В нескольких других делах вмешательство Леонтовича сыграло определенно положительную роль. Он, по моей просьбе, подписал поручительство за арестованную по самиздатскому делу в Сочи молодую женщину; получив такое письмо от еще не скомпрометированного академика, ее сразу отпустили. Леонтович взял к себе в секретари ученого-отказника Александра Воронеля, которому грозила ответственность за тунеядство. (Я был в числе тех, кто просил Леонтовича об этой помощи.) Леонтович также горячо взялся за дело Файнберга и Борисова – вместе со мной он дважды ходил в Министерство здравоохранения. Там мы разговаривали – что было полностью бесполезно – с начальником отдела госпитализации (женщиной). Мы говорили также с директором Института психиатрии Наджаровым. Он пытался оправдать тяжелые условия в Ленинградской и других специальных психиатрических больницах спецификой работы с психически больными преступниками, нехваткой санитаров, что вызывает необходимость использовать для этого заключенных-уголовников, и разными объективными причинами. Он также пытался прочитать нам нечто вроде лекции о вялотекущей шизофрении и ее социальной опасности. Мы не могли квалифицированно возражать ему по медицинским вопросам, но очень определенно говорили о недопустимости использования психиатрии в политических целях. Мне кажется, вмешательство Леонтовича в дело Файнберга и Борисова было очень полезным.

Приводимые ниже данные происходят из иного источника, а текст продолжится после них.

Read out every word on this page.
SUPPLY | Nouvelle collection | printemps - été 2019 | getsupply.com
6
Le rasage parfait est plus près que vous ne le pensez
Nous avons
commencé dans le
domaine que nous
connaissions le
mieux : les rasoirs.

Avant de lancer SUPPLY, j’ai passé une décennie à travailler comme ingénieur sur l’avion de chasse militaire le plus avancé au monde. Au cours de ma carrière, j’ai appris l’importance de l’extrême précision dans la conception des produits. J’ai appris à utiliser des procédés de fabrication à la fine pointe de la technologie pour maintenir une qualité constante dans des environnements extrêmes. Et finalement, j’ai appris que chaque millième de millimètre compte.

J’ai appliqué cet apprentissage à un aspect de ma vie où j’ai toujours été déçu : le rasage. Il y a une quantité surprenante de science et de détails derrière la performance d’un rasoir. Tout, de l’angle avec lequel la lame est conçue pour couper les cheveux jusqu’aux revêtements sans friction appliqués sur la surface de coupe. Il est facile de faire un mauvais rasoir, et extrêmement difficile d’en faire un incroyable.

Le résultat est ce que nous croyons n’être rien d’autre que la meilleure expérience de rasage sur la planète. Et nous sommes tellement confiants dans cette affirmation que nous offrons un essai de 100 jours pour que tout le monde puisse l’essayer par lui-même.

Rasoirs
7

В 1972 году Леонтович подписал составленные мною обращения об амнистии и отмене смертной казни (о них я подробно пишу ниже). Он подписал потом и некоторые другие документы в защиту разных лиц, но с каждым разом высказывал все больше скептицизма. Я видел, что ему все труднее и труднее предпринимать какие-либо активные действия, и стал обращаться к нему реже. Несколько раз я был у Леонтовича с Люсей – это были очень дружественные беседы. Леонтович рассказывал (как и когда я бывал у него один) много интересных эпизодов из своей жизни. Я расскажу один из них, так как он чем-то напоминает мне мою собственную «самодеятельность» на объекте.
Однажды надо было пронести на полигон, где шли важные испытания (дело было во время войны), баллон с жидким газом. Вокруг толпы гебистов, нужен был пропуск, на получение которого ушли бы недели бюрократической переписки – вплоть до министров. Леонтович подвязал баллон в брюках между ног и так пронес его. Обыскивать профессора никто не решился. Так мы спасали советскую власть от нее самой.
Его связывала многолетняя дружба с И. Е. Таммом и Петром Новиковым (известным математиком, специалистом по математической логике, академиком). Он был одним из людей, вызывавших у меня самое глубокое уважение. К сожалению, разница в возрасте и разные внешние обстоятельства не дали нашим отношениям стать более близкими.